Крест и посох (Елманов) - страница 69

«Неужели передумал», — мелькнула мысль, и он, открыв глаза, вопрошающе посмотрел на старика.

— Питье это взбадривает, хоть и ненадолго, — пояснил тот и тут же добавил: — Правда, конец твой тоже ускорится, ну да теперь тебе все едино — что к утру, что раньше.

— За что ж ты так ненавидишь меня? — поинтересовался Константин.

Тот на секунду задумался и отрицательно кивнул головой:

— Нет, не так. Я, княже, без ненависти. Это к людям мы что-то в сердце держим: любовь, или там ласку, или же злимся, досадуем. А ты ж нелюдь. Какая уж там ненависть. Землицу очистить бы от двоих-троих, таких, как ты, глянь, и, жизнь свою не зазря прожитой считать можно.

— А почему я нелюдь?

— Ну а как же тебя назвать-то. Это ведь ты на поляне той девок-словенок сильничал, а после на потеху воям своим отдавал. Ведаешь ли ты, что сталось с ними после забав ваших молодецких?

— Нет.

— Одна, позора не снеся, утопилась в озерце малом, что меж дубравой и лесом плещется. Другой девке твой Гремислав меч пониже живота воткнул. В место, отколь жизнь человечья зарождается. Третья бежать удумала — стрела догнала. Четвертая под конец уж и стонать перестала. Вы ее, видать, до смерти довели, ну а пятая, совсем малая, ей еще и двенадцати лет не исполнилось, обезумела совсем.

Волхв тяжело вздохнул, цепко сжал старые мозолистые руки в кулаки, ненавидяще уставившись в глаза Константина.

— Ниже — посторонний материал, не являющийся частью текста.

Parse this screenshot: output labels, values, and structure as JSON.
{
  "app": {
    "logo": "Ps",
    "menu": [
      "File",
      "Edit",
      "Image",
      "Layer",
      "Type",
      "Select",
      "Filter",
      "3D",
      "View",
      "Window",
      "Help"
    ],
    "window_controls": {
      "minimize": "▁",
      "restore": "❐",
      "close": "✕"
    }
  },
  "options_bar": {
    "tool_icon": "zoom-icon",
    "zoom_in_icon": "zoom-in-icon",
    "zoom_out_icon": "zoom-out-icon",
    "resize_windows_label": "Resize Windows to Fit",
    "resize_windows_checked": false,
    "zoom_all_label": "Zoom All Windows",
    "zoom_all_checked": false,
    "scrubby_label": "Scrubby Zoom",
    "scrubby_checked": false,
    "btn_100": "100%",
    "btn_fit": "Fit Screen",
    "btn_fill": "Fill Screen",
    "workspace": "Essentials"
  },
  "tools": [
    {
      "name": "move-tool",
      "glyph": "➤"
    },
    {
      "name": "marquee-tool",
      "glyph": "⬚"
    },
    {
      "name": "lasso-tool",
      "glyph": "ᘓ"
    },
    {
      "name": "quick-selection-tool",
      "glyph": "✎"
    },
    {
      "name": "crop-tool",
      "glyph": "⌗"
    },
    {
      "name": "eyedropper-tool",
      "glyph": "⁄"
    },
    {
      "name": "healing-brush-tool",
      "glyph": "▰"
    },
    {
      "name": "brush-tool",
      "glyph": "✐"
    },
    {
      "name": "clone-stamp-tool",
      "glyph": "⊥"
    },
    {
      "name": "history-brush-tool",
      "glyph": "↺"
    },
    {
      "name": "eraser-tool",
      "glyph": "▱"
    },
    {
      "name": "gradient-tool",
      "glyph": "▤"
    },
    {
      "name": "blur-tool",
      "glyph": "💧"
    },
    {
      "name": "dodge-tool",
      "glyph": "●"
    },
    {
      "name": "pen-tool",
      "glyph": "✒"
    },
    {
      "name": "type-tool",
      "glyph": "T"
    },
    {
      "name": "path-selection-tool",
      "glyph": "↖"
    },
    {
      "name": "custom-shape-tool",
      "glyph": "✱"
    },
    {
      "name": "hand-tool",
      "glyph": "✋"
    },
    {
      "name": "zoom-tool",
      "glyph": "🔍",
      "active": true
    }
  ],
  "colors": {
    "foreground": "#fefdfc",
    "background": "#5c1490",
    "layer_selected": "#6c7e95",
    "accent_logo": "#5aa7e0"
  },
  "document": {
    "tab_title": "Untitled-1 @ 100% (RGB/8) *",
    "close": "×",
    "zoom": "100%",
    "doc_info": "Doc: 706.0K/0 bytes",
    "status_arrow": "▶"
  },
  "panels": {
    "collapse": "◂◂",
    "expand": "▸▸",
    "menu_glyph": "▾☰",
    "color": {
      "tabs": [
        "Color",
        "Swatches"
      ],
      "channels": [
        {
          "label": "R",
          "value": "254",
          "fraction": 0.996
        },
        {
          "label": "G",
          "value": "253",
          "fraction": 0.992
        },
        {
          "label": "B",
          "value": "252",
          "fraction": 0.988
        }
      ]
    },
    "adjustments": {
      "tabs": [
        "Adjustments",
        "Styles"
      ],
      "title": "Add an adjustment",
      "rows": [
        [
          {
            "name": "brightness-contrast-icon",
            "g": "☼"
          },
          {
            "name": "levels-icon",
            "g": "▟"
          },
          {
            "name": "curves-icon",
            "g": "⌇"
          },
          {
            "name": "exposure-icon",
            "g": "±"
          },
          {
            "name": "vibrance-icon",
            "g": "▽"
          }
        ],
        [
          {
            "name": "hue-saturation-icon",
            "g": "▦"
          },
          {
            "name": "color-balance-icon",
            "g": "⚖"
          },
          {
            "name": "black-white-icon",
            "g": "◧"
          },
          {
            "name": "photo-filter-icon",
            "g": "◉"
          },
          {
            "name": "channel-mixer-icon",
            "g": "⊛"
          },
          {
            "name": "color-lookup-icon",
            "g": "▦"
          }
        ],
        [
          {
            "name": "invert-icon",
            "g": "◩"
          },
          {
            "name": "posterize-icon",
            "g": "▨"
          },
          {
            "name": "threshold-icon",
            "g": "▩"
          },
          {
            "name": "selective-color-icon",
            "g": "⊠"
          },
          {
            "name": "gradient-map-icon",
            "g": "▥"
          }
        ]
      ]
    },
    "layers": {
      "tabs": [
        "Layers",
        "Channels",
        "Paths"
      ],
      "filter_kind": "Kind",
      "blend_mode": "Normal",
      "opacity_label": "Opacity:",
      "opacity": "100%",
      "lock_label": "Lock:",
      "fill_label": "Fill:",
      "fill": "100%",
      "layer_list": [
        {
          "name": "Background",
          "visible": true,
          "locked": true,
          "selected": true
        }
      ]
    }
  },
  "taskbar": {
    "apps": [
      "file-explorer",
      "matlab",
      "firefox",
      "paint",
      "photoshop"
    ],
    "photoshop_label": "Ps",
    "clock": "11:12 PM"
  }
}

— Как только Перун в своей дубраве священной мог позволить такое...— Он не договорил, недоверчиво вглядываясь в лежащего перед ним князя. — Да ты никак плачешь? — изумленно прошептал он.

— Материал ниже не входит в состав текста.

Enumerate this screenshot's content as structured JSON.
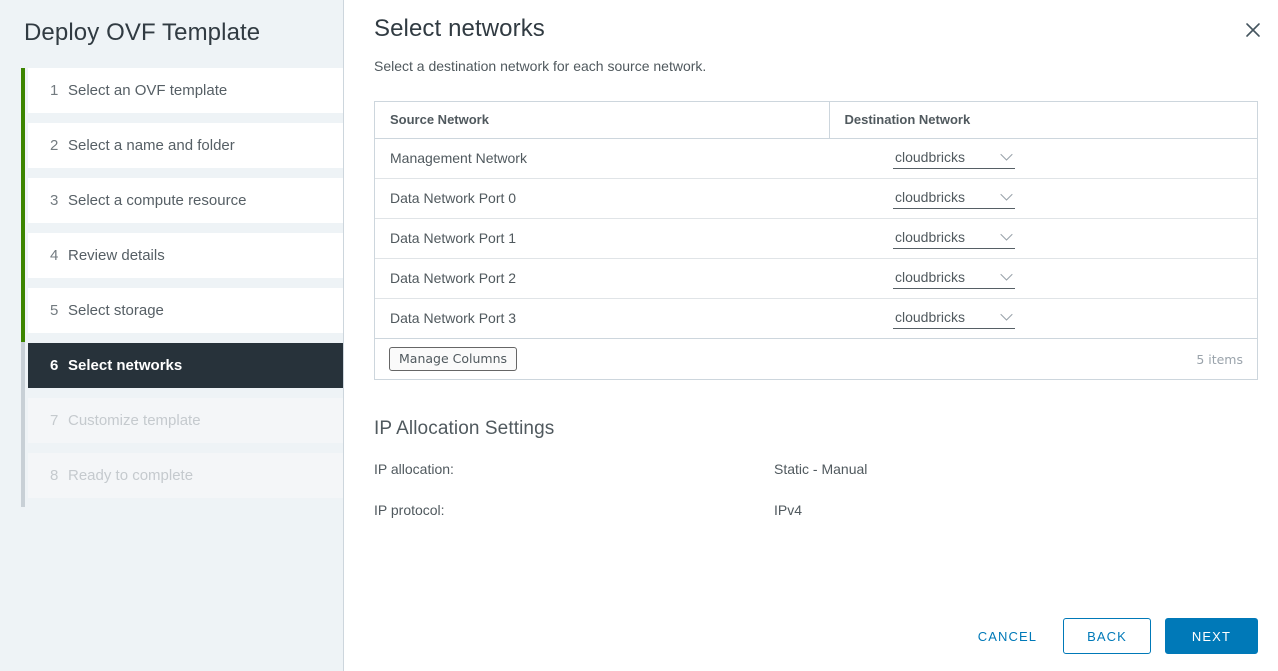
{
  "wizard": {
    "title": "Deploy OVF Template",
    "steps": [
      {
        "num": "1",
        "label": "Select an OVF template",
        "state": "done"
      },
      {
        "num": "2",
        "label": "Select a name and folder",
        "state": "done"
      },
      {
        "num": "3",
        "label": "Select a compute resource",
        "state": "done"
      },
      {
        "num": "4",
        "label": "Review details",
        "state": "done"
      },
      {
        "num": "5",
        "label": "Select storage",
        "state": "done"
      },
      {
        "num": "6",
        "label": "Select networks",
        "state": "active"
      },
      {
        "num": "7",
        "label": "Customize template",
        "state": "disabled"
      },
      {
        "num": "8",
        "label": "Ready to complete",
        "state": "disabled"
      }
    ]
  },
  "main": {
    "title": "Select networks",
    "subtitle": "Select a destination network for each source network.",
    "close_icon": "close-icon"
  },
  "table": {
    "columns": [
      "Source Network",
      "Destination Network"
    ],
    "rows": [
      {
        "source": "Management Network",
        "destination": "cloudbricks"
      },
      {
        "source": "Data Network Port 0",
        "destination": "cloudbricks"
      },
      {
        "source": "Data Network Port 1",
        "destination": "cloudbricks"
      },
      {
        "source": "Data Network Port 2",
        "destination": "cloudbricks"
      },
      {
        "source": "Data Network Port 3",
        "destination": "cloudbricks"
      }
    ],
    "manage_columns_label": "Manage Columns",
    "items_count": "5 items",
    "chevron_icon": "chevron-down-icon"
  },
  "ip_allocation": {
    "heading": "IP Allocation Settings",
    "rows": [
      {
        "key": "IP allocation:",
        "value": "Static - Manual"
      },
      {
        "key": "IP protocol:",
        "value": "IPv4"
      }
    ]
  },
  "footer": {
    "cancel": "CANCEL",
    "back": "BACK",
    "next": "NEXT"
  },
  "colors": {
    "accent": "#0079b8",
    "progress_done": "#3c8500",
    "progress_todo": "#c8d0d6",
    "active_step_bg": "#27323a",
    "sidebar_bg": "#eef3f6"
  }
}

Константин и впрямь был не в силах сдержать слезы. Его живое воображение яркими красочными мазками тут же набросало всю неприглядную картину всего, что творилось здесь неподалеку всего пять лет назад, и от этого ужасающего зрелища дыхание его перехватило, а из глаз потекли слезы.

— Неохота помирать-то? — догадался волхв. — Молить, поди, будешь, чтоб жизнь твою спас? Напрасно, — поставил он суровым голосом окончательную точку.

— Нет, не буду, — шевельнул губами Константин. — Их жалко. Тех, над кем издевались. Но только одно скажу, — ценой неимоверных усилий он попытался произнести это твердо и по возможности как можно громче. Судя по тому, как обеспокоенно оглянулся старик на горящий вдалеке маленьким маячком костер дружинников, ему это удалось. — Не я ведь это был. — Константин подумал, как бы объяснить все попонятнее. Врать — он это откуда-то твердо знал — было нельзя. Волхв тут же учуял бы фальшь в голосе. — Двойник это мой. Тело у нас одно и лик един. Только душой мы отличны. Я за всю жизнь ни одной женщины силой не тронул. А за такое сам бы убивал на месте. Прав ты, нелюди это.